Continuous Integration via committing to the mainline branch every single day allows you to avoid merge conflicts and ensure a smooth development flow. Here he reveals the real problem though. Typical teams don't break down their work into small enough chunks that they can integrate into the mainline daily. Rather than addressing the problem of work not being broken down properly, in a way that will lead to true continuous feedback and improvement, he seems to say we can just skip code review, and suddenly the problem goes away.
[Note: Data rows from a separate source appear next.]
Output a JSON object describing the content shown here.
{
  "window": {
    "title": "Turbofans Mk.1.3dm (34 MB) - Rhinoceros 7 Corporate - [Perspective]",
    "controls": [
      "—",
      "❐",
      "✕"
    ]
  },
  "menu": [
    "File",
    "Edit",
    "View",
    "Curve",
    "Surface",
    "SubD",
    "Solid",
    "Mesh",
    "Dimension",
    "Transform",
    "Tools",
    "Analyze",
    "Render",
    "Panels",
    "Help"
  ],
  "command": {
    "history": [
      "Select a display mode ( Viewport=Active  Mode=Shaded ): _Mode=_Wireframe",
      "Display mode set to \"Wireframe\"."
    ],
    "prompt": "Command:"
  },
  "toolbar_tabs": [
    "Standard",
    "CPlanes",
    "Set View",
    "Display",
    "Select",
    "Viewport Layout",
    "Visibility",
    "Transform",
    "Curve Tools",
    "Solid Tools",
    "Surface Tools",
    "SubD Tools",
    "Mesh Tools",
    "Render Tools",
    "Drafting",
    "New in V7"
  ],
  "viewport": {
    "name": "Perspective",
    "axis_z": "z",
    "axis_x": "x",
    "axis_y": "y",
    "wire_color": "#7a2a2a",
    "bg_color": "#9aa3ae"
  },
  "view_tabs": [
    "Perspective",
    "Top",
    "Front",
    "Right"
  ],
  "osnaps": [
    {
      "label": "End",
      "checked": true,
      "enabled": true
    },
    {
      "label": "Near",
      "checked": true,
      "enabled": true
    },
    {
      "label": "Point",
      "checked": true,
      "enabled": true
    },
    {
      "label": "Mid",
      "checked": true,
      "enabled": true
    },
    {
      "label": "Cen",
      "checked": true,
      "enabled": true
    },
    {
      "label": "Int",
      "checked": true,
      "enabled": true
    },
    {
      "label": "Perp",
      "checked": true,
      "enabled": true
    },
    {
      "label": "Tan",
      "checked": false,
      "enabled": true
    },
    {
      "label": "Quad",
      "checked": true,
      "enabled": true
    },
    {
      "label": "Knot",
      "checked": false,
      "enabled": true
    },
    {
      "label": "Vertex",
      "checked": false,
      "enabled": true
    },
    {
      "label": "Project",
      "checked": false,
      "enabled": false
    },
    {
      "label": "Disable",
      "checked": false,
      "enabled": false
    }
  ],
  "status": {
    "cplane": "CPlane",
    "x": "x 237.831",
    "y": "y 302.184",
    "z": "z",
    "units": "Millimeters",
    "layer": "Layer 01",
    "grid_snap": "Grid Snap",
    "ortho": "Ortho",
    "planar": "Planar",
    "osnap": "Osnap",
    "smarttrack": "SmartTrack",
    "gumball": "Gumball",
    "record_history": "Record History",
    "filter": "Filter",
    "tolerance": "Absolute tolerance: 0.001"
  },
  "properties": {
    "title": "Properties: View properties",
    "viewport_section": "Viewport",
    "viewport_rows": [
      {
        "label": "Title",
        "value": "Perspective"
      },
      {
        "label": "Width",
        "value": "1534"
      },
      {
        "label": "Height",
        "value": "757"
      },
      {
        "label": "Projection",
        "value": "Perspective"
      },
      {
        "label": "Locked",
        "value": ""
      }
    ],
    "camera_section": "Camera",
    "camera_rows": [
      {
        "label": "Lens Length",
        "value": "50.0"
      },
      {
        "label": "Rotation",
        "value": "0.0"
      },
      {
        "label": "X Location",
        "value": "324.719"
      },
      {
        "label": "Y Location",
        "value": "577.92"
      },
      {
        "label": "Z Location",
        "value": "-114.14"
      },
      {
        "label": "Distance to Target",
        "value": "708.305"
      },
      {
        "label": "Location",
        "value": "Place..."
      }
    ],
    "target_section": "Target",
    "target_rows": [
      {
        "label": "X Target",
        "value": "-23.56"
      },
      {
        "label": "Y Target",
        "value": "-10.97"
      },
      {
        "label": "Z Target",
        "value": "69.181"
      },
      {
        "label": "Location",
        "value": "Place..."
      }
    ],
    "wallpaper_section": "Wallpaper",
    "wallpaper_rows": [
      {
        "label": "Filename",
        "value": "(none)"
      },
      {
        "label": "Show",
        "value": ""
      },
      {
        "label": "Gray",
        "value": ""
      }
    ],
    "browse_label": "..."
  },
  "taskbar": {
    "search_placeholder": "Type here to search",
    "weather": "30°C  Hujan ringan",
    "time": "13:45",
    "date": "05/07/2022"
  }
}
Kief argues for three alternatives to pull request reviews:

  1. Pairing
  2. Periodic Reviews
  3. Pipeline Approvals

Pairing is the best alternative he presents, but most businesses are going to heavily oppose it because it looks like doubling the cost for half the work. (Research shows that this isn’t the case, but that’s for another post.) And on the engineer's side you are now tied to another person for better or worse to do your work, which may or may not be what you signed up for. This is why I find code review to be the better tool generally while advocating that engineers reach for pairing on an as-needed/desired basis.

Periodic reviews will dramatically reduce the efficacy of reviews. (See SmartBear in partnership with Cisco.) Their study shows that the efficacy falls off dramatically when you review more than ~400 lines of code per hour. I believe that focus and ability to detect issues during code review also drops off dramatically after an hour. Batching changes into a single review means really increasing the odds of releasing a bug into production.

Pipeline approvals, the Kief says are:

... conceptually similar to a pull request in that it is a gate in the delivery process, but you place the gate after code integration and automated tests. Doing this means that a human only spends time reviewing code that has already been proven technically correct.

This raises another bad assumption, or bad process implementation. Why would you review code before you've let the test suite run in order to prove that it's at least a baseline level of correct? And if you do wait for that, then you've either reinvented pull request reviews if you're doing it on every commit, or you're running into the same issues that you run into with batched periodic reviews.

In another post I'll tackle different ways to ensure you can break down your code into small enough chunks, and use feature flags in order to practice continuous integration while practicing continuous feedback in the form of code review.